Even so, with the theft of pharmaceuticals on the rise in countries such as Italy and Romania – and the passing of these into the supply chains of other nations where the resale price is much higher – the issue of falsified medicines begs a decisive response from governments across Europe. The FMD is that response. The only significant question that remains is a vexing one for most stakeholders in the pharma sector: who is going to pay for it?
“Obviously there will be costs, [such as] investments in new IT systems, but the companies have anticipated that and are prepared for it,” says Sawer, referring to the outlays associated with placing the new 2D matrix codes onto packs. It’s a little more difficult for wholesalers, and especially pharmacists, who will have to install new systems to verify the packs.
“Wholesalers are reasonably clear and supportive,” explains Sawer. Pharmacists, however, will have to decommission every prescription medicine that passes through their hands. “There are huge implications for workflow and investment in systems within the pharmacies, and they…are concerned about the impact on their processes.”
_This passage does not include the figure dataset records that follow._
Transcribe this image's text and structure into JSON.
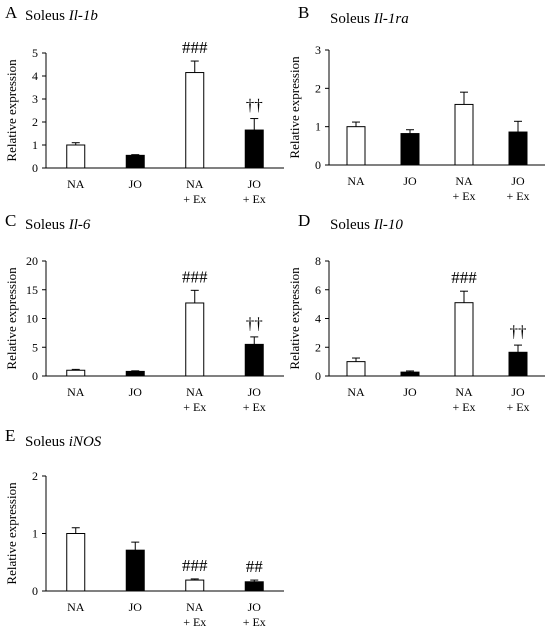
{
  "chart_data": [
    {
      "id": "A",
      "type": "bar",
      "panel_letter": "A",
      "title_prefix": "Soleus",
      "gene": "Il-1b",
      "ylabel": "Relative expression",
      "ylim": [
        0,
        5
      ],
      "yticks": [
        "0",
        "1",
        "2",
        "3",
        "4",
        "5"
      ],
      "categories": [
        [
          "NA",
          ""
        ],
        [
          "JO",
          ""
        ],
        [
          "NA",
          "+ Ex"
        ],
        [
          "JO",
          "+ Ex"
        ]
      ],
      "values": [
        1.0,
        0.55,
        4.15,
        1.65
      ],
      "errors": [
        0.1,
        0.03,
        0.5,
        0.5
      ],
      "fills": [
        "white",
        "black",
        "white",
        "black"
      ],
      "sig": [
        "",
        "",
        "###",
        "††"
      ]
    },
    {
      "id": "B",
      "type": "bar",
      "panel_letter": "B",
      "title_prefix": "Soleus",
      "gene": "Il-1ra",
      "ylabel": "Relative expression",
      "ylim": [
        0,
        3
      ],
      "yticks": [
        "0",
        "1",
        "2",
        "3"
      ],
      "categories": [
        [
          "NA",
          ""
        ],
        [
          "JO",
          ""
        ],
        [
          "NA",
          "+ Ex"
        ],
        [
          "JO",
          "+ Ex"
        ]
      ],
      "values": [
        1.0,
        0.82,
        1.58,
        0.86
      ],
      "errors": [
        0.12,
        0.1,
        0.32,
        0.28
      ],
      "fills": [
        "white",
        "black",
        "white",
        "black"
      ],
      "sig": [
        "",
        "",
        "",
        ""
      ]
    },
    {
      "id": "C",
      "type": "bar",
      "panel_letter": "C",
      "title_prefix": "Soleus",
      "gene": "Il-6",
      "ylabel": "Relative expression",
      "ylim": [
        0,
        20
      ],
      "yticks": [
        "0",
        "5",
        "10",
        "15",
        "20"
      ],
      "categories": [
        [
          "NA",
          ""
        ],
        [
          "JO",
          ""
        ],
        [
          "NA",
          "+ Ex"
        ],
        [
          "JO",
          "+ Ex"
        ]
      ],
      "values": [
        1.0,
        0.8,
        12.7,
        5.5
      ],
      "errors": [
        0.15,
        0.1,
        2.2,
        1.3
      ],
      "fills": [
        "white",
        "black",
        "white",
        "black"
      ],
      "sig": [
        "",
        "",
        "###",
        "††"
      ]
    },
    {
      "id": "D",
      "type": "bar",
      "panel_letter": "D",
      "title_prefix": "Soleus",
      "gene": "Il-10",
      "ylabel": "Relative expression",
      "ylim": [
        0,
        8
      ],
      "yticks": [
        "0",
        "2",
        "4",
        "6",
        "8"
      ],
      "categories": [
        [
          "NA",
          ""
        ],
        [
          "JO",
          ""
        ],
        [
          "NA",
          "+ Ex"
        ],
        [
          "JO",
          "+ Ex"
        ]
      ],
      "values": [
        1.0,
        0.27,
        5.1,
        1.65
      ],
      "errors": [
        0.25,
        0.08,
        0.8,
        0.5
      ],
      "fills": [
        "white",
        "black",
        "white",
        "black"
      ],
      "sig": [
        "",
        "",
        "###",
        "††"
      ]
    },
    {
      "id": "E",
      "type": "bar",
      "panel_letter": "E",
      "title_prefix": "Soleus",
      "gene": "iNOS",
      "ylabel": "Relative expression",
      "ylim": [
        0,
        2
      ],
      "yticks": [
        "0",
        "1",
        "2"
      ],
      "categories": [
        [
          "NA",
          ""
        ],
        [
          "JO",
          ""
        ],
        [
          "NA",
          "+ Ex"
        ],
        [
          "JO",
          "+ Ex"
        ]
      ],
      "values": [
        1.0,
        0.71,
        0.19,
        0.16
      ],
      "errors": [
        0.1,
        0.14,
        0.02,
        0.03
      ],
      "fills": [
        "white",
        "black",
        "white",
        "black"
      ],
      "sig": [
        "",
        "",
        "###",
        "##"
      ]
    }
  ]
}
Discussions are also still ongoing between stakeholders, regulators and the European Commission about flexibility in the dispensation of these verified medicines, and other practicalities of implementing the FMD. Sawer and Bertin, however, agree that there is one aspect of the transition to the new rules that observers needn’t worry about.
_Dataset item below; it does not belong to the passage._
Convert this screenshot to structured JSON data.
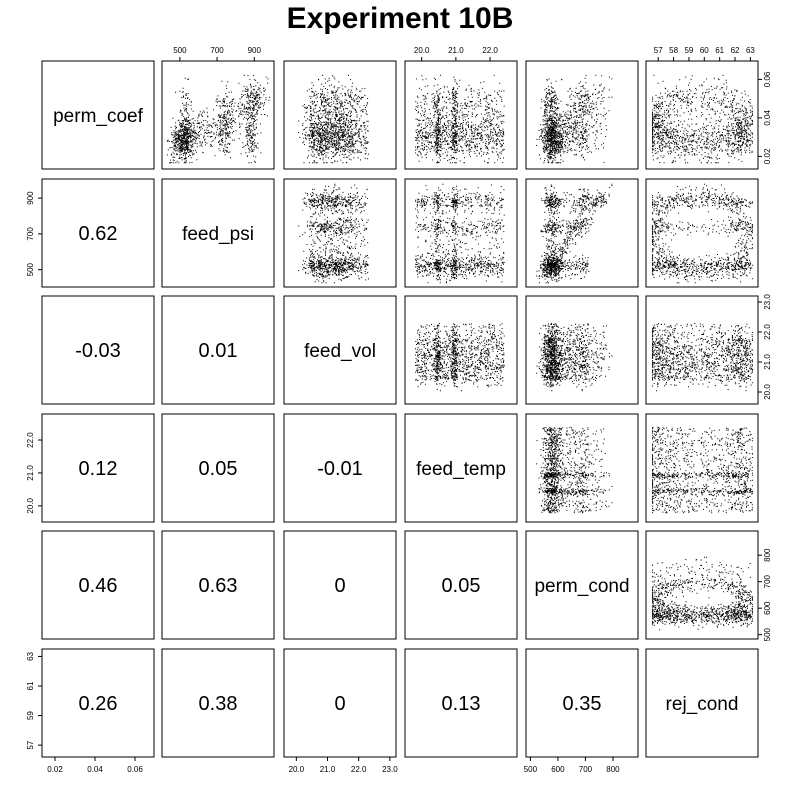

“The FMD doesn’t need to be affected by [Brexit],” affirms Sawer. “We – the stakeholders in the UK – will be continuing discussions with the government to make sure that it is supported by government, because clearly – as we’ve seen from the public domain – we’re not quite sure what shape Brexit is going to take.”
The relevant ministries have, however, been making very positive sounds. Sawer and his colleagues at the HDA were encouraged by a letter put out by the secretaries for health and business in the Financial Times supporting the alignment of medicine regulations beyond Brexit. The likelihood of avoiding the implementation of the FMD in the UK at the last minute is further lessened by the fact that the British government passed the regulation into law in 2013.
“We would hope that the government would maintain that line, and we will keep up the pressure to make sure [it] does,” says Sawer. “There’s no reason for them not to.”